Ao ser chamado de Bananinha pela terceira vez,
Geppetto perdeu a cabeça, avançou sobre o marceneiro e,
novamente, partiram para a briga.
Quando a luta terminou, mestre Antonio tinha dois
arranhões a mais no nariz, e o outro, dois botões a menos
no colete. Estando, assim, quites, apertaram as mãos e
juraram ser bons amigos pelo resto da vida.
Finalmente, Geppetto pegou o seu bom pedaço de
madeira, agradeceu ao mestre Antonio e voltou mancando
para casa.
3. GEPPETTO, AO VOLTAR PARA CASA,
COMEÇA A FABRICAR A MARIONETE E
LHE DÁ O NOME DE PINOCCHIO; AS
PRIMEIRAS MOLECAGENS DA
MARIONETE
A
casa de Geppetto era uma salinha térrea na qual
entrava luz pelo vão debaixo da escada. A mobília
não poderia ser mais simples: uma cadeira bamba,
uma cama meio ruim de dormir e uma mesinha toda
capenga.
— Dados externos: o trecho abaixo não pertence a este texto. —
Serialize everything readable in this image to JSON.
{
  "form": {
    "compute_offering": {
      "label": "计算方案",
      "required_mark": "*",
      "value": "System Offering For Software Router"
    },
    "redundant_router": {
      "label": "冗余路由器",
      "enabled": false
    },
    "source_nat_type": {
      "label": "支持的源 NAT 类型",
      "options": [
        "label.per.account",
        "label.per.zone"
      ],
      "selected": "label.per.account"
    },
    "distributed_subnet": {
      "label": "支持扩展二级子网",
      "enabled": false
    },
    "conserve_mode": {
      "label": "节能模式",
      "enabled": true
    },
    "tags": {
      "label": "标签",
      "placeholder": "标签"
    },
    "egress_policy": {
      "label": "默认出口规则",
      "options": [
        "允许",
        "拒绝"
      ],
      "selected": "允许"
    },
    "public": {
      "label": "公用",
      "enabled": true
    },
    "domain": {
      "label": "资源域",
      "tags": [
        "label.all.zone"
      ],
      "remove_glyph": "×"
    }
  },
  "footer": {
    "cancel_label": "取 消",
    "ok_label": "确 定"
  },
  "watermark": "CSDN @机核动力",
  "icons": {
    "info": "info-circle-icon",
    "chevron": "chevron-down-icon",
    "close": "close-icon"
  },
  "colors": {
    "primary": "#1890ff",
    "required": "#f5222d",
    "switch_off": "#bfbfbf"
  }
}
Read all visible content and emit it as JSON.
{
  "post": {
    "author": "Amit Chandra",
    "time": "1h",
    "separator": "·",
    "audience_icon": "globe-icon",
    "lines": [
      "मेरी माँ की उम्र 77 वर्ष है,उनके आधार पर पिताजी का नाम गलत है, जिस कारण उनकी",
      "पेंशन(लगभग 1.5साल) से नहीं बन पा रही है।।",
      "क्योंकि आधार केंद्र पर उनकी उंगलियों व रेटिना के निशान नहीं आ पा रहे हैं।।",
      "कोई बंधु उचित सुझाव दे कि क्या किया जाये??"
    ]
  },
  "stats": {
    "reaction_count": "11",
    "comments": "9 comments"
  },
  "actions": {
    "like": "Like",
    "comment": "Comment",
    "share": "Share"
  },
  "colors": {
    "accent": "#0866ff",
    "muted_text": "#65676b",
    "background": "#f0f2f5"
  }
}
Na parede do fundo havia uma lareira com o fogo
aceso, mas o fogo era uma pintura, e ao lado estava
pintada uma panela que fervia alegremente e expelia uma
nuvem de fumaça que parecia de verdade.
Assim que entrou em casa, Geppetto logo pegou as
ferramentas e pôs-se a entalhar o seu boneco de pau.
— Que nome darei a ele? — disse a si mesmo. — Vou
chamá-lo de Pinocchio. Esse nome lhe dará sorte. Conheci
uma família inteira de Pinocchios. O pai Pinocchio, a mãe
Pinocchia e os garotos Pinocchinhos. Todos estavam muito
bem de vida: o mais rico deles pedia esmola.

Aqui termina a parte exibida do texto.